When I was a landscape architecture student at the University of Guelph, I took a year off school and got a full-time job working as a groundskeeper for the university. One of my first tasks as a groundskeeper was to collect litter from the grounds of the school. I was given a canvas bag with a shoulder strap and a grabber. With the grabber in my right hand, I picked up the litter and slung it into the bag that hung by my left side. Many people didn’t want this job. They thought that garbage picking was demeaning. Since I was the new guy on the grounds crew, I was given the job often. I didn’t mind because I loved the job. With that grabber in my hand, I felt cool and dangerous. As I strolled across the grounds of the campus looking for litter, I twirled my grabber in the way that a gunslinger from a western movie twirls his six shooter. That grabber became an extension of my body. When I spotted a piece of litter I would sometimes walk past it and then reach behind me with the grabber to get the litter and flick it into the bag all in one smooth motion. Every piece of litter was different and required a different approach. I developed lunges and other dramatic moves that I borrowed from martial arts and fencing. I felt cool and I imagined that the students on the campus admired me.

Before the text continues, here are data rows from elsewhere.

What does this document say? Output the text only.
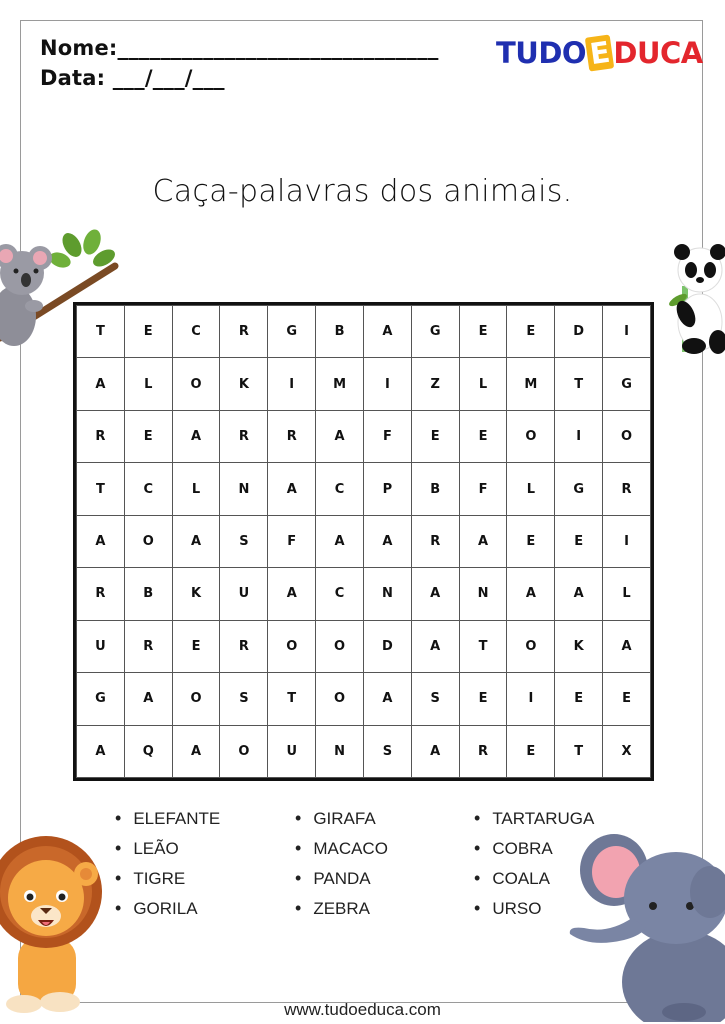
Nome:______________________________
Data: ___/___/___
TUDOEDUCA
Caça-palavras dos animais.
T	E	C	R	G	B	A	G	E	E	D	I
A	L	O	K	I	M	I	Z	L	M	T	G
R	E	A	R	R	A	F	E	E	O	I	O
T	C	L	N	A	C	P	B	F	L	G	R
A	O	A	S	F	A	A	R	A	E	E	I
R	B	K	U	A	C	N	A	N	A	A	L
U	R	E	R	O	O	D	A	T	O	K	A
G	A	O	S	T	O	A	S	E	I	E	E
A	Q	A	O	U	N	S	A	R	E	T	X
• ELEFANTE
• LEÃO
• TIGRE
• GORILA
• GIRAFA
• MACACO
• PANDA
• ZEBRA
• TARTARUGA
• COBRA
• COALA
• URSO
www.tudoeduca.com
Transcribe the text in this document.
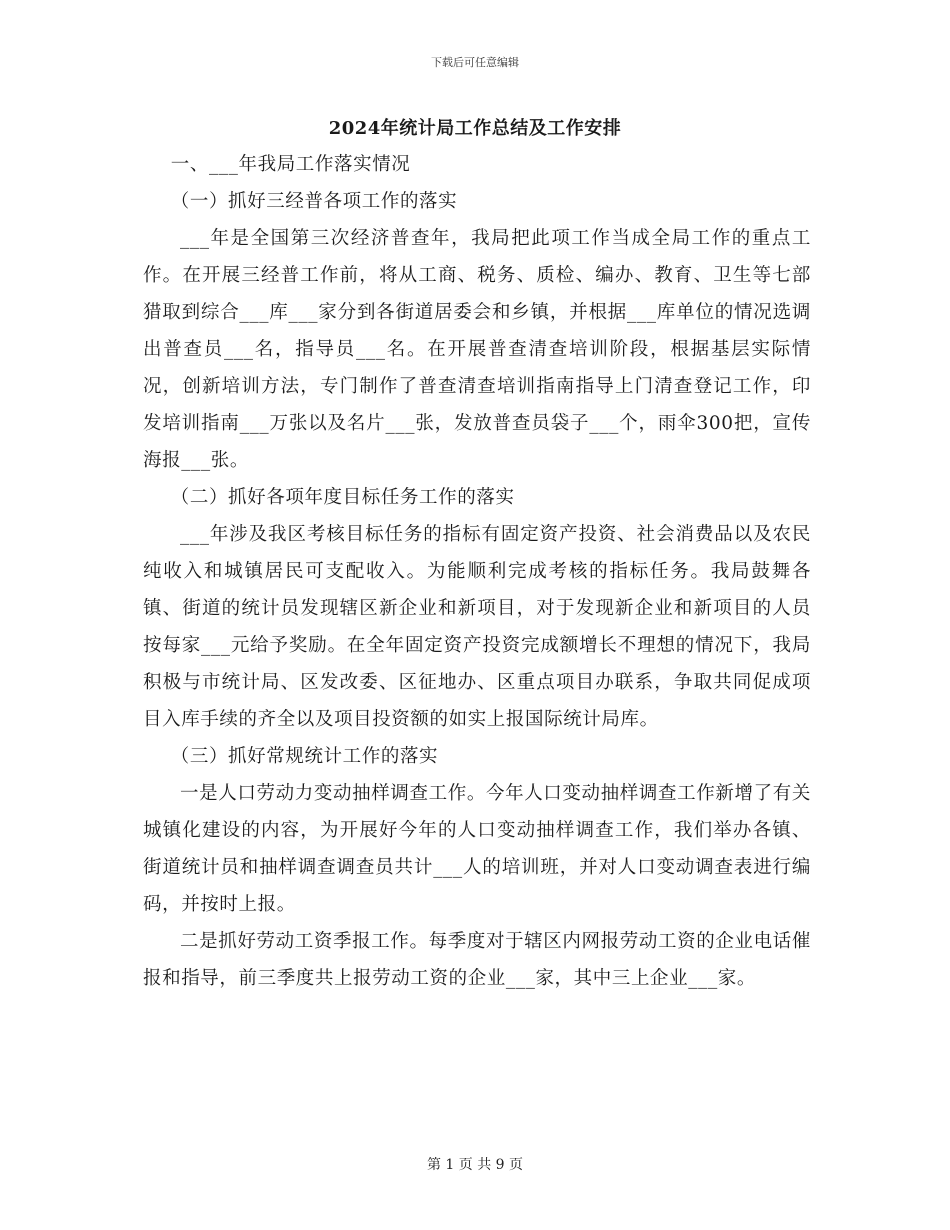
下载后可任意编辑
2024年统计局工作总结及工作安排

一、___年我局工作落实情况

（一）抓好三经普各项工作的落实

___年是全国第三次经济普查年，我局把此项工作当成全局工作的重点工作。在开展三经普工作前，将从工商、税务、质检、编办、教育、卫生等七部猎取到综合___库___家分到各街道居委会和乡镇，并根据___库单位的情况选调出普查员___名，指导员___名。在开展普查清查培训阶段，根据基层实际情况，创新培训方法，专门制作了普查清查培训指南指导上门清查登记工作，印发培训指南___万张以及名片___张，发放普查员袋子___个，雨伞300把，宣传海报___张。

（二）抓好各项年度目标任务工作的落实

___年涉及我区考核目标任务的指标有固定资产投资、社会消费品以及农民纯收入和城镇居民可支配收入。为能顺利完成考核的指标任务。我局鼓舞各镇、街道的统计员发现辖区新企业和新项目，对于发现新企业和新项目的人员按每家___元给予奖励。在全年固定资产投资完成额增长不理想的情况下，我局积极与市统计局、区发改委、区征地办、区重点项目办联系，争取共同促成项目入库手续的齐全以及项目投资额的如实上报国际统计局库。

（三）抓好常规统计工作的落实

一是人口劳动力变动抽样调查工作。今年人口变动抽样调查工作新增了有关城镇化建设的内容，为开展好今年的人口变动抽样调查工作，我们举办各镇、街道统计员和抽样调查调查员共计___人的培训班，并对人口变动调查表进行编码，并按时上报。

二是抓好劳动工资季报工作。每季度对于辖区内网报劳动工资的企业电话催报和指导，前三季度共上报劳动工资的企业___家，其中三上企业___家。

第 1 页 共 9 页
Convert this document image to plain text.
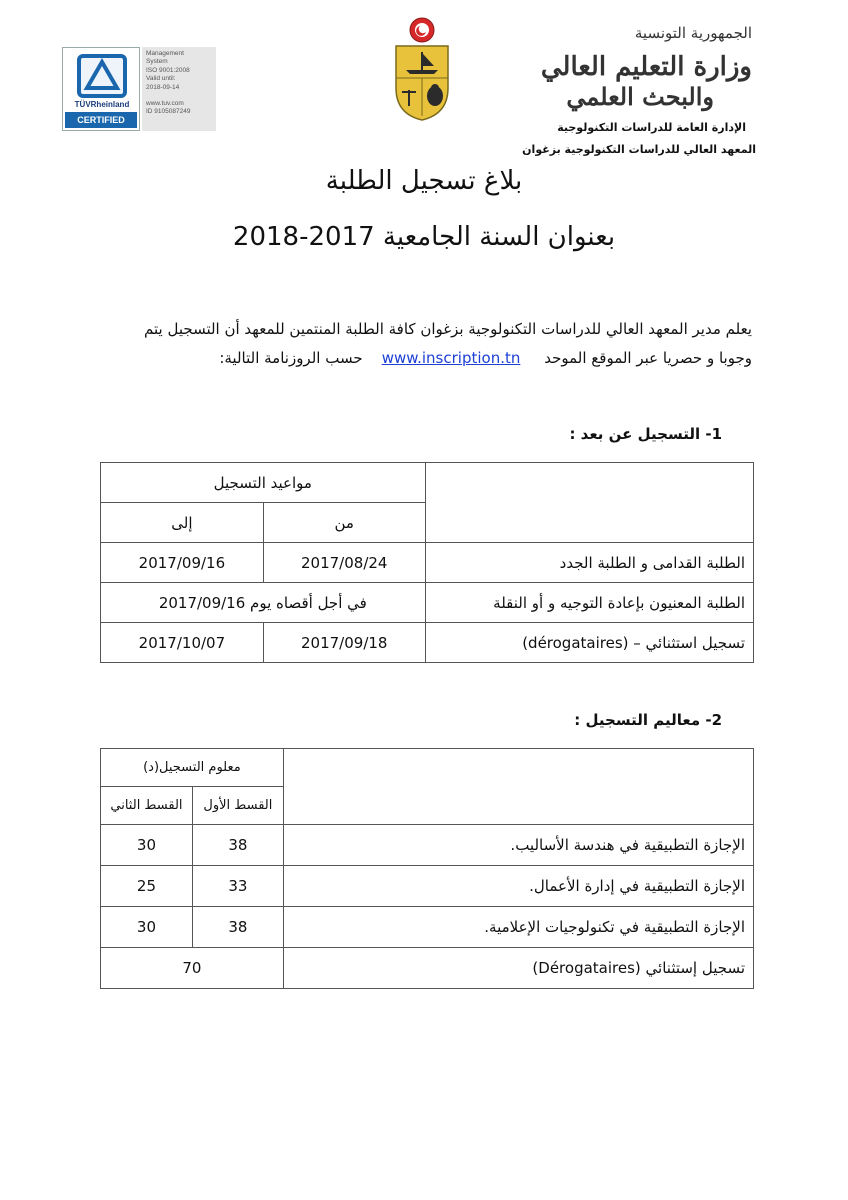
TÜVRheinland
CERTIFIED
Management
System
ISO 9001:2008
Valid until:
2018-09-14
www.tuv.com
ID 9105087249
الجمهورية التونسية
وزارة التعليم العالي
والبحث العلمي
الإدارة العامة للدراسات التكنولوجية
المعهد العالي للدراسات التكنولوجية بزغوان
بلاغ تسجيل الطلبة
بعنوان السنة الجامعية 2017-2018
يعلم مدير المعهد العالي للدراسات التكنولوجية بزغوان كافة الطلبة المنتمين للمعهد أن التسجيل يتم
وجوبا و حصريا عبر الموقع الموحد     www.inscription.tn    حسب الروزنامة التالية:
1- التسجيل عن بعد :
	مواعيد التسجيل	
	من	إلى
الطلبة القدامى و الطلبة الجدد	2017/08/24	2017/09/16
الطلبة المعنيون بإعادة التوجيه و أو النقلة	في أجل أقصاه يوم 2017/09/16	
تسجيل استثنائي – (dérogataires)	2017/09/18	2017/10/07
2- معاليم التسجيل :
	معلوم التسجيل(د)	
	القسط الأول	القسط الثاني
الإجازة التطبيقية في هندسة الأساليب.	38	30
الإجازة التطبيقية في إدارة الأعمال.	33	25
الإجازة التطبيقية في تكنولوجيات الإعلامية.	38	30
تسجيل إستثنائي (Dérogataires)	70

But the garbage job didn’t end with picking. It got even cooler than that. Every couple of days, the trash barrels on campus needed to be emptied. For this job, there was a small flat bed trailer with a large garbage can mounted on it and a platform for me to stand on. It looked remarkably like a chariot, but rather than being drawn by two horses, it was hitched to a John Deere tractor. My job was to stand at the back of the chariot, like a Roman soldier, and hold onto the garbage can. We drove across the campus stopping at every garbage barrel along the way. At each stop, I jumped from my mount, emptied the garbage barrel into the chariot, jumped back onto the chariot, and commanded the driver to continue. Once again, I felt cool and imagined that the students on the campus admired me.

So now when I have a grabber in my hand again, it feels good. This time I’m not picking litter with it (although I will pick up any litter that I come across). In the morning after using my grabber to put on my underwear, I give it a couple of twirls and for a moment I travel back to my glory days as a groundskeeper on the University of Guelph campus.

One thought on “The grabber”

  1. I too have had experience with a grabber … But it was years ago in a production meeting and I was inclined to press charges. Your way is better.